The disease burden of RSV has been a tough problem for biotech R&D to solve for over 60 years. However, within the last year, the RSV vaccination landscape has changed completely thanks to decades of diligent work and groundbreaking science.
RSV is the leading cause of hospitalization in U.S. infants and a significant cause of hospitalization in 60 years and older, said Litjen Tan, Chief Strategy Officer of Immunize.org. He moderated a panel, Spotlight on Innovation: Conquering RSV Across the Life Course, at the 2023 BIO International Convention.
In fact, as Tan pointed out, 2–3% of U.S. infants will be hospitalized for RSV, and the hospital rate for infants five months or younger is 15.8 in 1000.
In seniors 60–79, the rate of hospitalization is .83 out of every 1000, while seniors 80 years and older saw rates of hospitalization at 2.6 out of every 1000. However, “RSV is not a nationally notifiable disease and it’s not routinely tested for in older adults coming in with respiratory symptoms,” noted Kena Swanson, Ph.D., Vice President of Viral Vaccines at Pfizer. “So these numbers are likely a gross underestimation of the overall disease burden in older adults.”
RSV has long been a problematic hospital burden—only made worse by the entry of COVID into the rate of hospitalization during the episeasonal disease cycle. Luckily, the breakthroughs being made by companies like GSK, Pfizer, Sanofi, and AstraZeneca are getting RSV vaccines on the market, meaning it might soon be reduced to a headache of the past.
The RSV vaccine landscape
Panelists from GSK, Pfizer, and Sanofi got into the nitty-gritty of vaccine development during the panel.

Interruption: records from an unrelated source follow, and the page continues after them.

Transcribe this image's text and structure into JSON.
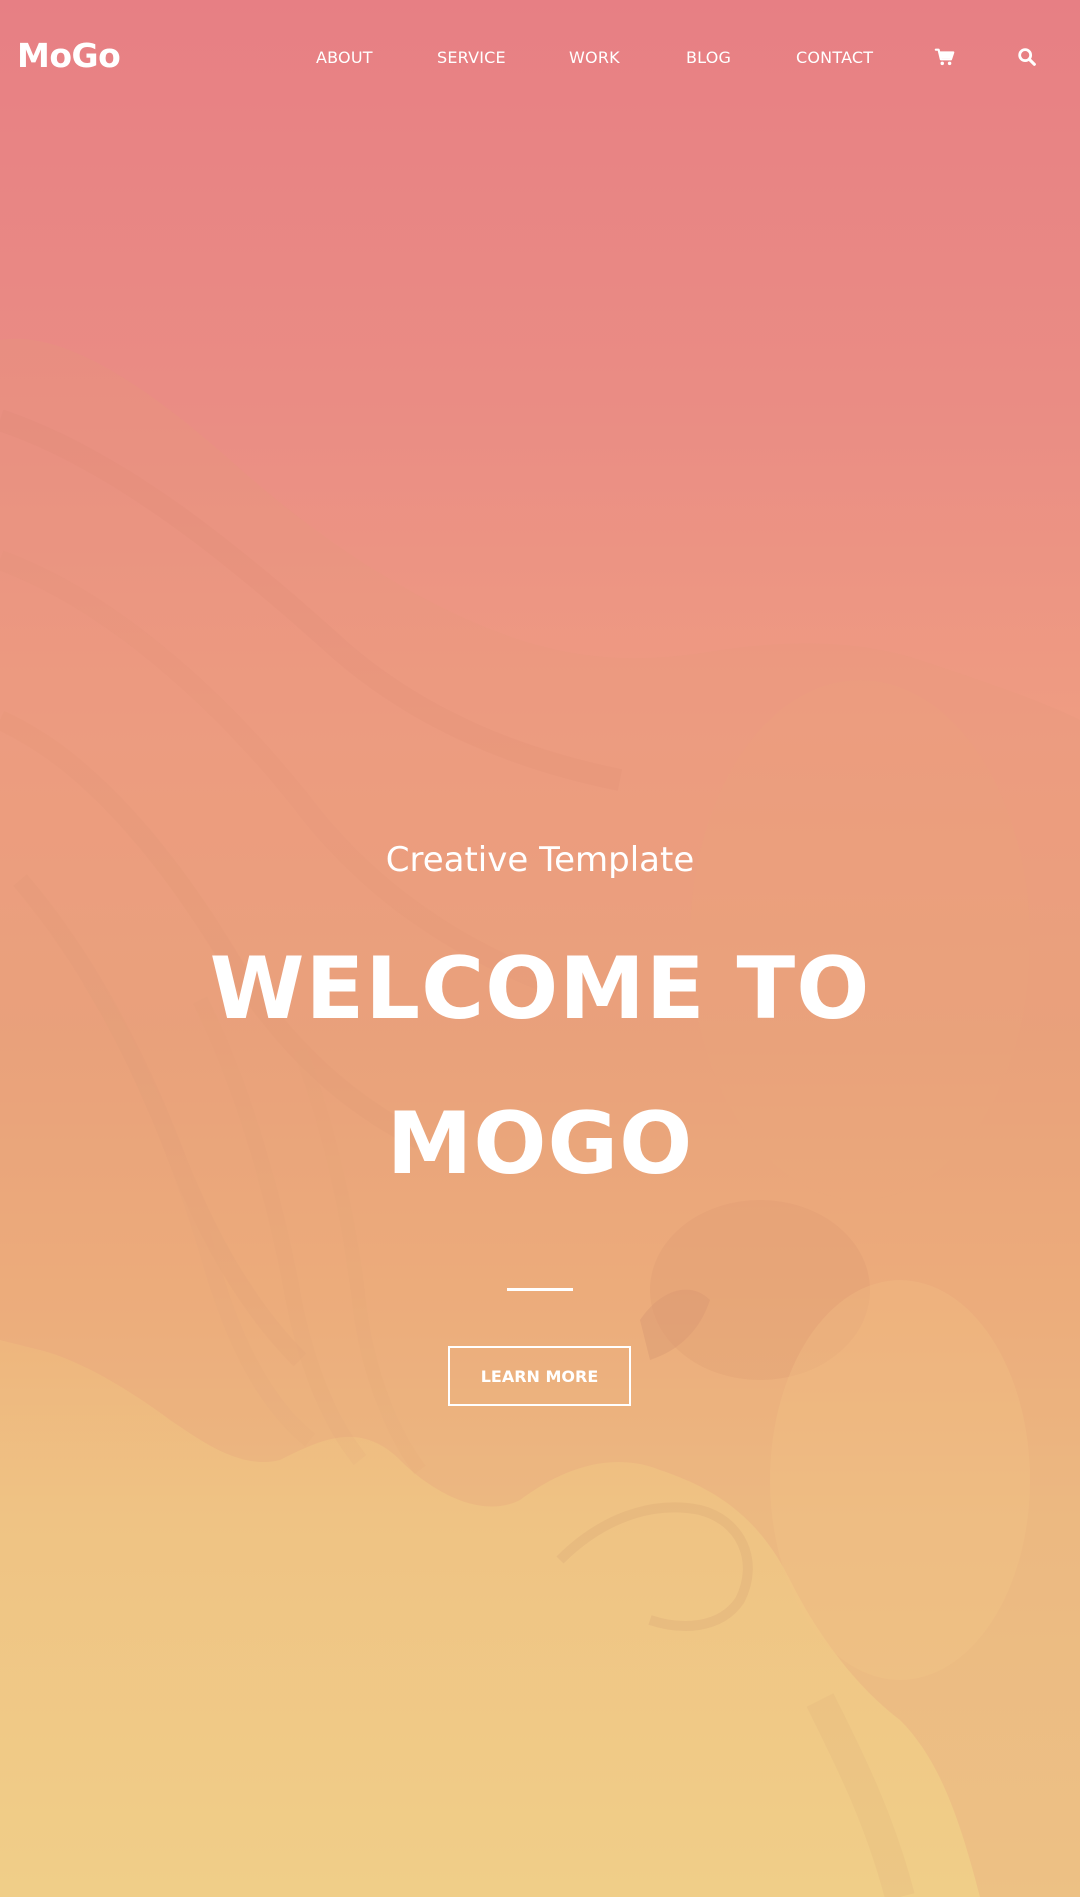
{
  "brand": {
    "logo_text": "MoGo"
  },
  "nav": {
    "items": [
      {
        "label": "ABOUT"
      },
      {
        "label": "SERVICE"
      },
      {
        "label": "WORK"
      },
      {
        "label": "BLOG"
      },
      {
        "label": "CONTACT"
      }
    ],
    "cart_icon": "shopping-cart-icon",
    "search_icon": "search-icon"
  },
  "hero": {
    "subtitle": "Creative Template",
    "title_line_1": "WELCOME TO",
    "title_line_2": "MOGO",
    "button_label": "LEARN MORE",
    "background_image": "eagle-photo",
    "overlay_gradient": [
      "#e77f84",
      "#f0ce88"
    ]
  }
}
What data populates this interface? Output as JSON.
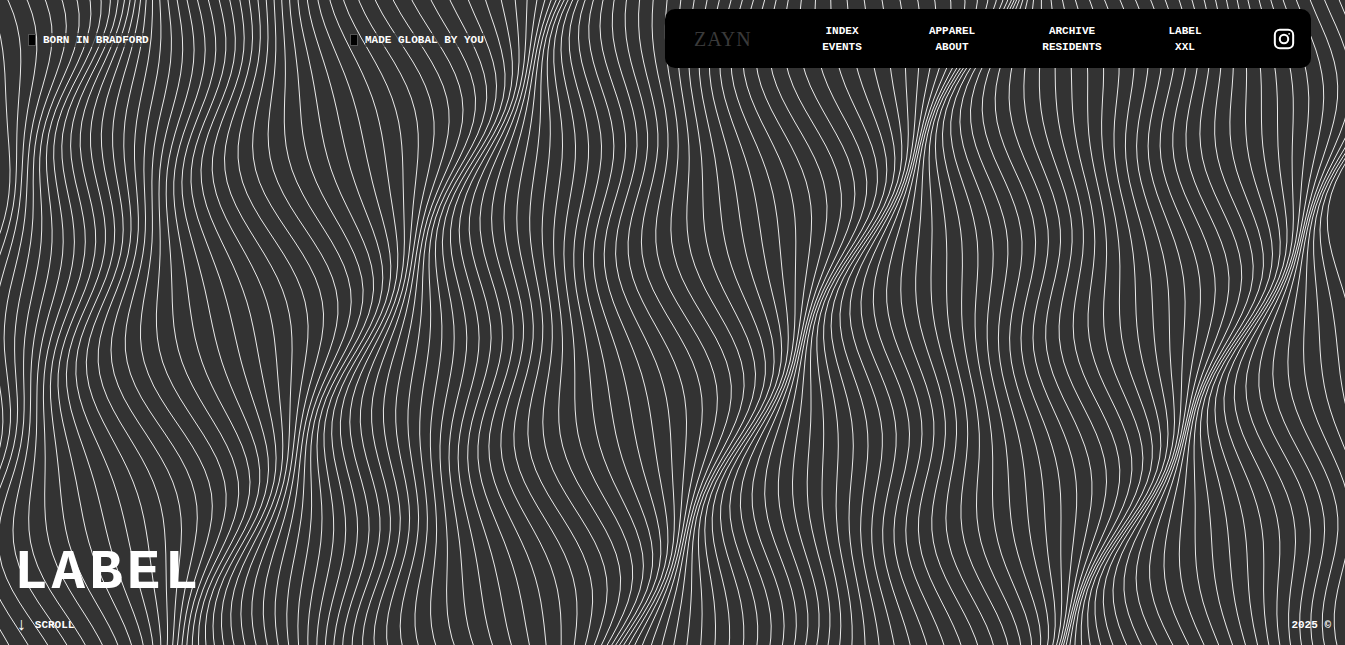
{
  "header": {
    "tags": [
      "BORN IN BRADFORD",
      "MADE GLOBAL BY YOU"
    ]
  },
  "nav": {
    "logo": "ZAYN",
    "columns": [
      {
        "top": "INDEX",
        "bottom": "EVENTS"
      },
      {
        "top": "APPAREL",
        "bottom": "ABOUT"
      },
      {
        "top": "ARCHIVE",
        "bottom": "RESIDENTS"
      },
      {
        "top": "LABEL",
        "bottom": "XXL"
      }
    ]
  },
  "hero": {
    "title": "LABEL"
  },
  "footer": {
    "scroll_arrow": "↓",
    "scroll_label": "SCROLL",
    "year": "2025 ©"
  }
}
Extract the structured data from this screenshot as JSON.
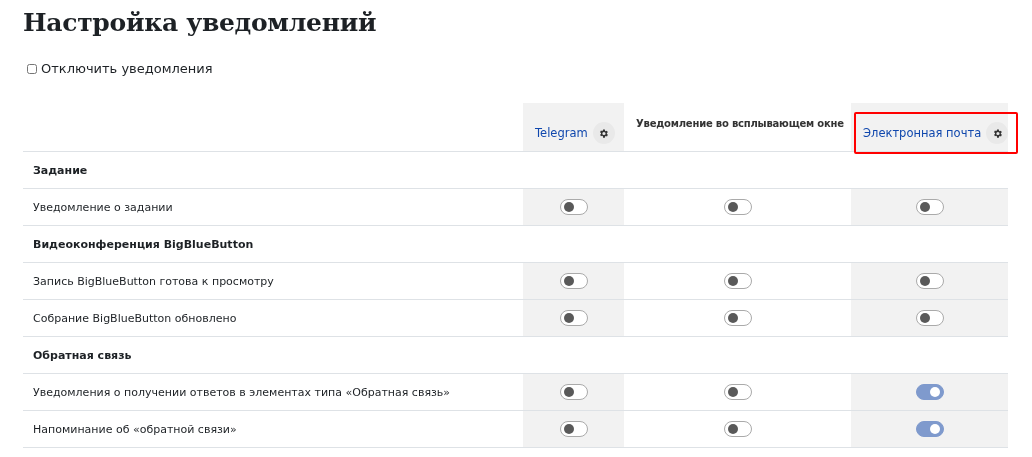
{
  "title": "Настройка уведомлений",
  "disable_all": {
    "label": "Отключить уведомления",
    "checked": false
  },
  "columns": [
    {
      "label": "Telegram",
      "kind": "link"
    },
    {
      "label": "Уведомление во всплывающем окне",
      "kind": "plain"
    },
    {
      "label": "Электронная почта",
      "kind": "link",
      "highlighted": true
    }
  ],
  "rows": [
    {
      "kind": "section",
      "label": "Задание"
    },
    {
      "kind": "setting",
      "label": "Уведомление о задании",
      "toggles": [
        {
          "on": false
        },
        {
          "on": false
        },
        {
          "on": false
        }
      ]
    },
    {
      "kind": "section",
      "label": "Видеоконференция BigBlueButton"
    },
    {
      "kind": "setting",
      "label": "Запись BigBlueButton готова к просмотру",
      "toggles": [
        {
          "on": false
        },
        {
          "on": false
        },
        {
          "on": false
        }
      ]
    },
    {
      "kind": "setting",
      "label": "Собрание BigBlueButton обновлено",
      "toggles": [
        {
          "on": false
        },
        {
          "on": false
        },
        {
          "on": false
        }
      ]
    },
    {
      "kind": "section",
      "label": "Обратная связь"
    },
    {
      "kind": "setting",
      "label": "Уведомления о получении ответов в элементах типа «Обратная связь»",
      "toggles": [
        {
          "on": false
        },
        {
          "on": false
        },
        {
          "on": true
        }
      ]
    },
    {
      "kind": "setting",
      "label": "Напоминание об «обратной связи»",
      "toggles": [
        {
          "on": false
        },
        {
          "on": false
        },
        {
          "on": true
        }
      ]
    }
  ]
}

The numbers are promising, both for vaccines that have been greenlit by the Food and Drug Administration (FDA), and those in the final stages of Phase 3 trials.
As we have reported, GSK’s Arexvy vaccine was the first RSV vaccine to receive FDA approval in May 2023 for individuals 60 and over.
“Among the [12,500] participants who have received Arexvy and the [12,500] participants who have received a placebo, the vaccine significantly reduced the risk of developing RSV-associated LRTD by 82.6% and reduced the risk of developing severe RSV-associated LRTD by 94.1%,” the FDA reported.
Second to be greenlit by the FDA was Pfizer’s Abrysvo vaccine, also for individuals 60 and over.
“The U.S. Centers for Disease Control and Prevention’s (CDC) Advisory Committee on Immunization Practices (ACIP) will meet on June 21, 2023, to discuss recommendations for the appropriate use of RSV vaccines in older adults,” Pfizer said. “Pending the outcome of this meeting, Pfizer anticipates supply availability in Q3 2023 ahead of the anticipated RSV season this fall.”
While vaccines for senior patients are becoming available, there is still a distinct need in the pediatric space, a need that Sanofi, partnering with AstraZeneca, hopes to fill.
Their RSV vaccine, Nirsevimab, “showed a 74.5% reduction in lower respiratory tract infections caused by RSV requiring medical care in healthy infants” and was “the first investigational immunization designed to protect all infants across the RSV season with a single dose,” according to a Sanofi press release.
How policy makes room for medicine
Asking the $64,000 question, “How do we ensure that this product, and frankly all the products that we’re here talking about will reach patients equitably?” Kate Mevis, Executive Director of U.S. Vaccine Policy at Merck, gave the policy-wonk perspective, discussing how drugs go from R&D to patients. (Merk has their own RSV vaccine in the pipeline, Clesrovimab.)
“You just heard from my fellow panelists about new immunizations that will make such a difference in the health and well-being of individuals across the globe,” said Mevis. “And these innovations represent decades of work by some of the smartest researchers, committed scientists, and driven medical professionals. But for these products to reach their full potential, they must reach the patients for whom they were intended, and that’s where policy comes into play.”
“The pandemic showed us that policies can work with innovation when there is both political will and public health urgency. But that change does not happen overnight and is not guaranteed to be equitable,” she continued. “We must be intentional to counteract the inequities that we know are baked into the existing system. And so with governments across the globe looking to put the pandemic behind them and return to what I would call business as usual, maintaining the Titan level of intentionality—and I should say urgency—will become harder and harder to come by.”
Luckily, as has been seen time and time again during the 2023 BIO Convention, the science is strong, the industry is focused, and policymakers are eager to bring innovative treatments to market—despite the barriers that still need to be overcome.